QUESTION.- Monsieur le Président, qu'avez-vous ressenti quand vous avez entendu la nouvelle de l'assassinat de Mme Yann Piat ?
- LE PRESIDENT.- Comment peut-on ne pas éprouver une grande compassion ? J'ai tenu à être représenté aux obsèques de Mme Piat. J'ai tenu à ce que des fleurs viennent témoigner, comme peuvent le faire des fleurs, d'une pensée, un souvenir. Je ne connaissais pas Mme Piat mais on m'a toujours dit que c'était une femme courageuse, qui se battait pour ses convictions et surtout pour assainir la vie politique française et surtout celle de son petit pays. Et je crois que cela mérite d'être salué.

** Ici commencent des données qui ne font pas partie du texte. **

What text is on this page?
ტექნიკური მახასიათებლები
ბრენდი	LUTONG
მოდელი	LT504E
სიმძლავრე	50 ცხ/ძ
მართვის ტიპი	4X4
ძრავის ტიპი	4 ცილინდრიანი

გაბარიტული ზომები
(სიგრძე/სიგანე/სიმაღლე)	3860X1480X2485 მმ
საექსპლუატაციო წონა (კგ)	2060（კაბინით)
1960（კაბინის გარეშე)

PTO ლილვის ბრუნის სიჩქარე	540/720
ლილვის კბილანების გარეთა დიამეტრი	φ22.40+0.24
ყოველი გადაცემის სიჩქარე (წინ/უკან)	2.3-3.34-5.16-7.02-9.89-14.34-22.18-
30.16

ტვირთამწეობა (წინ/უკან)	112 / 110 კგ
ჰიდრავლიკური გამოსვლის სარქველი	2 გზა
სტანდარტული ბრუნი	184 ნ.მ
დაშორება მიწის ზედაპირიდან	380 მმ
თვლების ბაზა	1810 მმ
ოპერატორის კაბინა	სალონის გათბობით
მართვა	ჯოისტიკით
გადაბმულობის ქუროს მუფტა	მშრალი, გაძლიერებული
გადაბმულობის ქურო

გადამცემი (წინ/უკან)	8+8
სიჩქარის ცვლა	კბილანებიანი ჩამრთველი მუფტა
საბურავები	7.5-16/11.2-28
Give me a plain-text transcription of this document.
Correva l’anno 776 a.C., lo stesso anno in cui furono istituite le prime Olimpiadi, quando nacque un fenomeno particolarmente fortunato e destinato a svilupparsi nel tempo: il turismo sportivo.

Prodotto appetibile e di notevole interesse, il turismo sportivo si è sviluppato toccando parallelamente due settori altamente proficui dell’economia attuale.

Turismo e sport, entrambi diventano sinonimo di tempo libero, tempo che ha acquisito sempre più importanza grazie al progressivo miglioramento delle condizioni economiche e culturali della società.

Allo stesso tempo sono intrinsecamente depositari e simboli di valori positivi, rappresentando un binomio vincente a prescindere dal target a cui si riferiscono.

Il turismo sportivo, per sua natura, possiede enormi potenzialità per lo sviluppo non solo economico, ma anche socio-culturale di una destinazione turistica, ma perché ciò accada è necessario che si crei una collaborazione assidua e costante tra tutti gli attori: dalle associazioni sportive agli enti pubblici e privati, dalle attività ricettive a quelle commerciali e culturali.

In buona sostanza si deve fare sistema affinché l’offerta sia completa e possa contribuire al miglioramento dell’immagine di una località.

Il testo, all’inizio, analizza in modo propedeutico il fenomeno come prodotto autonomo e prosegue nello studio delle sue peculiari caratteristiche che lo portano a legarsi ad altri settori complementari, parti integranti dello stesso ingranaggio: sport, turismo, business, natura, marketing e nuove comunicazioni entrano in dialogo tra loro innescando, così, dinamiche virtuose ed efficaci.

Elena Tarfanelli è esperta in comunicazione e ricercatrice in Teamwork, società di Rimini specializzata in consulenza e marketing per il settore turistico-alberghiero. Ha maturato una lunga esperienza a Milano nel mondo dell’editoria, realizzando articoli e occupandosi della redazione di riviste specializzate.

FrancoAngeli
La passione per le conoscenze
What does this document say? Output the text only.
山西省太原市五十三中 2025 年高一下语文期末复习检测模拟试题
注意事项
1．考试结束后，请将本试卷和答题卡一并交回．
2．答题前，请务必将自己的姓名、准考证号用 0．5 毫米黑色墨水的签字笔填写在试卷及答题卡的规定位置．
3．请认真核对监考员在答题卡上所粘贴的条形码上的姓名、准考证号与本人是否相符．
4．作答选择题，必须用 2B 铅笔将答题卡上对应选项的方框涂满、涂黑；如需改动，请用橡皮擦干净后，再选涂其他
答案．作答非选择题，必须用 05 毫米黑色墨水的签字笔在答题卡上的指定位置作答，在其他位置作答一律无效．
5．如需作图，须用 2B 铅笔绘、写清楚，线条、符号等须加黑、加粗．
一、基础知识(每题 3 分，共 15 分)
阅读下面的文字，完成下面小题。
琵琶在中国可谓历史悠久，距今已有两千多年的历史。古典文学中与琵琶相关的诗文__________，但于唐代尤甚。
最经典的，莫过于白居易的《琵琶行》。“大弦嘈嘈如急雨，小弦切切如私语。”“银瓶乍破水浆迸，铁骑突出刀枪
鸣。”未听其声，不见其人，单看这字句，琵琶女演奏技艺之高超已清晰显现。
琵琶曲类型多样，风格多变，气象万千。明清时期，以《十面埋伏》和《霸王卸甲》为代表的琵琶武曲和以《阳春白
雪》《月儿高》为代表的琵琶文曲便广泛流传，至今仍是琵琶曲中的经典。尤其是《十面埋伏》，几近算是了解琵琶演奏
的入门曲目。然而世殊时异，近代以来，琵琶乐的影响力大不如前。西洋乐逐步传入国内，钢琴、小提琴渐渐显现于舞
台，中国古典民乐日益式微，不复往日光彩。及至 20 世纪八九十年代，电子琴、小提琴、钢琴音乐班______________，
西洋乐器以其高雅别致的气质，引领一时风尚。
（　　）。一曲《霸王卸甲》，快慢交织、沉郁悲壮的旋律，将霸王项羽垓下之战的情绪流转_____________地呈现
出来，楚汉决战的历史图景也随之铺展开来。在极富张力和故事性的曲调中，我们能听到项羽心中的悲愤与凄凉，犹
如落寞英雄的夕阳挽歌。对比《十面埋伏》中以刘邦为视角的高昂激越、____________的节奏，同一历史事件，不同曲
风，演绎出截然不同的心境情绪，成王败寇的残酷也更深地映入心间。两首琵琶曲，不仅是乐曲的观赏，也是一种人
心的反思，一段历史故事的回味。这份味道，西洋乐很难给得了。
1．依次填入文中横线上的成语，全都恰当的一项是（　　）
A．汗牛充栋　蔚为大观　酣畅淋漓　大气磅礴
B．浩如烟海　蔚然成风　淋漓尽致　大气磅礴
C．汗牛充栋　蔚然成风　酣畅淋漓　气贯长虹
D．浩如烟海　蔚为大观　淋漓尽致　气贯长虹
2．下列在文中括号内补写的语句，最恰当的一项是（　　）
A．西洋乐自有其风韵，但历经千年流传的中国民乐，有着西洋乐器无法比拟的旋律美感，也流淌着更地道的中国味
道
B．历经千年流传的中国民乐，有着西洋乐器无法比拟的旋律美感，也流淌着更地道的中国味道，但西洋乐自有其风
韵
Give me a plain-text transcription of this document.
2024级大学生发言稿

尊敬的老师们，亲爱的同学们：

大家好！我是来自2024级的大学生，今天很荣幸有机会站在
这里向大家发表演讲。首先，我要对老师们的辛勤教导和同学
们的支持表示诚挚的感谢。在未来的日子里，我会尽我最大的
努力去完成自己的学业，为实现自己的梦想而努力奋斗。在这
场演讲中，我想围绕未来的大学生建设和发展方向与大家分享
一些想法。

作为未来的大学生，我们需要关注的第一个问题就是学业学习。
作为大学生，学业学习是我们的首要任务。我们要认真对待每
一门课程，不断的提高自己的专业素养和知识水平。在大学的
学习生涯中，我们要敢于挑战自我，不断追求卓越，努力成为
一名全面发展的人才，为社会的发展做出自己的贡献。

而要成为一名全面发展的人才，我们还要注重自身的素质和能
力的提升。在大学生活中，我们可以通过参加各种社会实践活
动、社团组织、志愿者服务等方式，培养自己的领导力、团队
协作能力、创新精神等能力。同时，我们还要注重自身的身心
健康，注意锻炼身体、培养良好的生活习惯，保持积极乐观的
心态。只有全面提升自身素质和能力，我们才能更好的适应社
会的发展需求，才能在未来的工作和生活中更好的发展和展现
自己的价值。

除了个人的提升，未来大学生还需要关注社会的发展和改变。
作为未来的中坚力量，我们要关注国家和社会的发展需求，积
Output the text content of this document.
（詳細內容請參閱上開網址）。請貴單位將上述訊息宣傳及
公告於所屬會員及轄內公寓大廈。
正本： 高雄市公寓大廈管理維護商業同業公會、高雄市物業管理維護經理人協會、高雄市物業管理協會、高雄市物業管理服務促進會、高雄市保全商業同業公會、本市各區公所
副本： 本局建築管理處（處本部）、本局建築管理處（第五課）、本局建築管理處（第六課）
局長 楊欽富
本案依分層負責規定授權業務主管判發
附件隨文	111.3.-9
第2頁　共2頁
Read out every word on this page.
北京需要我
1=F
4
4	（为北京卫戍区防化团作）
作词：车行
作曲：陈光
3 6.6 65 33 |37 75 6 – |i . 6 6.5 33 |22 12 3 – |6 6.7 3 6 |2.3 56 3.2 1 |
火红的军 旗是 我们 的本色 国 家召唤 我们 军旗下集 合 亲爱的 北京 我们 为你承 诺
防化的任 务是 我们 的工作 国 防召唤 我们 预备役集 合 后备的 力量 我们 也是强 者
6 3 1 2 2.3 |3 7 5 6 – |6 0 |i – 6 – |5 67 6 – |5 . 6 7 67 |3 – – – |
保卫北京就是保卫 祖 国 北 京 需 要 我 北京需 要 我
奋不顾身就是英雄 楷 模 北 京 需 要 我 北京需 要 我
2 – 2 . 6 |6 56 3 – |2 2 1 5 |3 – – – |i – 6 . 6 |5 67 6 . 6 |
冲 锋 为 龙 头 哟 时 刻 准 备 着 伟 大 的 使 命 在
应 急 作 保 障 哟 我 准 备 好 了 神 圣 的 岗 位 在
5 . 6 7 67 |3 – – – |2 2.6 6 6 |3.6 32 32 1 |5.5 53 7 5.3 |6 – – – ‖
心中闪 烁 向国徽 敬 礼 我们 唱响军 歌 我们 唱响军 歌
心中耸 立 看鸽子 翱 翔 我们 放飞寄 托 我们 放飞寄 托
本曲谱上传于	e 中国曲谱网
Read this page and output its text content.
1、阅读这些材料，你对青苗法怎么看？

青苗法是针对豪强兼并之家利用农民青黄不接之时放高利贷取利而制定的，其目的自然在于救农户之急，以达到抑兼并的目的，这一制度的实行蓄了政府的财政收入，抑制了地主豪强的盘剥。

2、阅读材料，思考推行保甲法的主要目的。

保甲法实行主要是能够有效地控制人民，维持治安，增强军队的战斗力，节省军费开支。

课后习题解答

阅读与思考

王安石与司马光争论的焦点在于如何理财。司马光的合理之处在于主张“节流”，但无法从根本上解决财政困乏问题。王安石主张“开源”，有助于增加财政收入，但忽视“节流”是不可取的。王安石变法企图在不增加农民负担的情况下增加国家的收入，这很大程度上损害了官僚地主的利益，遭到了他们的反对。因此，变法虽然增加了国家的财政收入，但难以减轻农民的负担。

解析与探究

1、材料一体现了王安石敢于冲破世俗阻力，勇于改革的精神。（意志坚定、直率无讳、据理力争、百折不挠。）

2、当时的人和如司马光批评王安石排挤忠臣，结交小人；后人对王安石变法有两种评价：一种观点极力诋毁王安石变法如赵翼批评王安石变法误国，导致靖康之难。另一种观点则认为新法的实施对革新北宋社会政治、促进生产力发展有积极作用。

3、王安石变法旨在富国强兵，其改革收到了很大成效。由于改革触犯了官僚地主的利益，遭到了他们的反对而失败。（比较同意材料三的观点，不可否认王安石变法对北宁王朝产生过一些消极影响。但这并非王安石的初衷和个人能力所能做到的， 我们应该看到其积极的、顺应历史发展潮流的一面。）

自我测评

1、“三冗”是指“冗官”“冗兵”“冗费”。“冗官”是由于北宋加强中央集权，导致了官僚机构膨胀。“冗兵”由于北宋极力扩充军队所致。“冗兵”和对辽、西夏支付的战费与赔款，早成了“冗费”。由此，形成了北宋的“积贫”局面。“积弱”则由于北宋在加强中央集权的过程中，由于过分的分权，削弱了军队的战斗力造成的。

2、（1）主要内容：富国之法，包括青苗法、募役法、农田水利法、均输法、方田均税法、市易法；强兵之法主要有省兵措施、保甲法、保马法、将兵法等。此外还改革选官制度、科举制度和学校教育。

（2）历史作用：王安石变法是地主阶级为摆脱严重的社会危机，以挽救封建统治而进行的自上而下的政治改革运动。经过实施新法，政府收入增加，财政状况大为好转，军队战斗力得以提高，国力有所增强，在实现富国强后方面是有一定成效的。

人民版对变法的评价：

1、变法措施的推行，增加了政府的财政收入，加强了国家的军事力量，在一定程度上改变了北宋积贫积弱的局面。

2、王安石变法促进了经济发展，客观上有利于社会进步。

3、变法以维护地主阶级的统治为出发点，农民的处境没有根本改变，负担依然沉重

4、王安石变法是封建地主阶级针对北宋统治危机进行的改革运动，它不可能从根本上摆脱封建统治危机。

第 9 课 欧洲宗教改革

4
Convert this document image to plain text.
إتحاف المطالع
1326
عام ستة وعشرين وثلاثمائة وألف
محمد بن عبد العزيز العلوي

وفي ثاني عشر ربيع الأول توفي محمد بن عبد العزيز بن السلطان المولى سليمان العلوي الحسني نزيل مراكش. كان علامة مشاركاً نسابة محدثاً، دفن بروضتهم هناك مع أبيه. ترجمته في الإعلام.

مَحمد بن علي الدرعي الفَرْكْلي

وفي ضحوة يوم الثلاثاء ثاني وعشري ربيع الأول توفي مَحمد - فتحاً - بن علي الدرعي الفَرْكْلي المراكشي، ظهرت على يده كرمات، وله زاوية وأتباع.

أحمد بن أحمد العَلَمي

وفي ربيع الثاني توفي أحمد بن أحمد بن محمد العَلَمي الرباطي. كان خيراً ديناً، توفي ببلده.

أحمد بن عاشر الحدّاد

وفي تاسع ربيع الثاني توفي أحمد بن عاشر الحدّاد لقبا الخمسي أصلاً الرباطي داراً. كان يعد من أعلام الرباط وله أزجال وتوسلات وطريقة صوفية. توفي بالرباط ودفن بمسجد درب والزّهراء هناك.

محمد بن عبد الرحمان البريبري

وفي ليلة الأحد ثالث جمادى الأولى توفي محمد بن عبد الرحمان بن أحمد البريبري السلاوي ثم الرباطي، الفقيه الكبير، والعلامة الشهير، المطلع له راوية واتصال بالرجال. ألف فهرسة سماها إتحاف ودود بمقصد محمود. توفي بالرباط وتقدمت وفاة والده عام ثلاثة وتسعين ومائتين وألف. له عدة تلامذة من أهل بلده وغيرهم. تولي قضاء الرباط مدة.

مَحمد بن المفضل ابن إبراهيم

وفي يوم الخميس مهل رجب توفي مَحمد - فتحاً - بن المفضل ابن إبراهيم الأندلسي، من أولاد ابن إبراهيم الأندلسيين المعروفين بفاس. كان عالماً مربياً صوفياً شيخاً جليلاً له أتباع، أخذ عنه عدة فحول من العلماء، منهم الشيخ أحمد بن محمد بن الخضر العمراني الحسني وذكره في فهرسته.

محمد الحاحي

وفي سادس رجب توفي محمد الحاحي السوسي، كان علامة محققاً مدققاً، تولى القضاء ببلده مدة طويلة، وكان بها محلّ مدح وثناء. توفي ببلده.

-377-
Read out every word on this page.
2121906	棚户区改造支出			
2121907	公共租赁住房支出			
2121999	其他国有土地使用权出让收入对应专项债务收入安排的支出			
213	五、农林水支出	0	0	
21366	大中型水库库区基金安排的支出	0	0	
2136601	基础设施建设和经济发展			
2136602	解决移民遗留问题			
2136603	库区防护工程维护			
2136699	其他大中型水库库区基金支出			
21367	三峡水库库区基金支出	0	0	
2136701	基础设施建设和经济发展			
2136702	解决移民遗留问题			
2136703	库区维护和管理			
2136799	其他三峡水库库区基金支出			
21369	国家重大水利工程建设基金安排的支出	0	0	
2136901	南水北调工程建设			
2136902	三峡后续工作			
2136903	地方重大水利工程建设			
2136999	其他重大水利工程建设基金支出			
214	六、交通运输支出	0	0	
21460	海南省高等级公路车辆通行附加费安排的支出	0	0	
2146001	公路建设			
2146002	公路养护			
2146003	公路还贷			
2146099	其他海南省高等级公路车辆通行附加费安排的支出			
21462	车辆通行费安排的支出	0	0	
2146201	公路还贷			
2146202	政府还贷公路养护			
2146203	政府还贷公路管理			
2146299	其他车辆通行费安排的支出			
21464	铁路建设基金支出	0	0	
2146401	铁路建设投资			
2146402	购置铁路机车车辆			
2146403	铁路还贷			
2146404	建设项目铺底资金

- QUESTION.- En conclusion, d'un mot, je vous demande qu'est-ce qui a le plus changé, à votre avis, dans les rapports entre les hommes - dont il faut parler de temps en temps - et les femmes ? Qu'est-ce qui a le plus changé, d'un mot, à votre avis ?
- LE PRESIDENT.- Je crois que nous sommes encore loin du compte - je le répète - mais je crois que, maintenant, les hommes acceptent ce débat et qu'ils n'ont plus d'arguments pour s'opposer à l'égalité entre eux et les femmes. C'est déjà un immense progrès. Dans une discussion, bien peu oseront vous dire : "mais non, il n'y a qu'à maintenir la vieille société d'autrefois |". Ce n'est pas entré dans les moeurs ; c'est quand même entré dans les esprits. Je crois que c'est irréversible et, qu'au cours des années prochaines, on assistera à de grands progrès.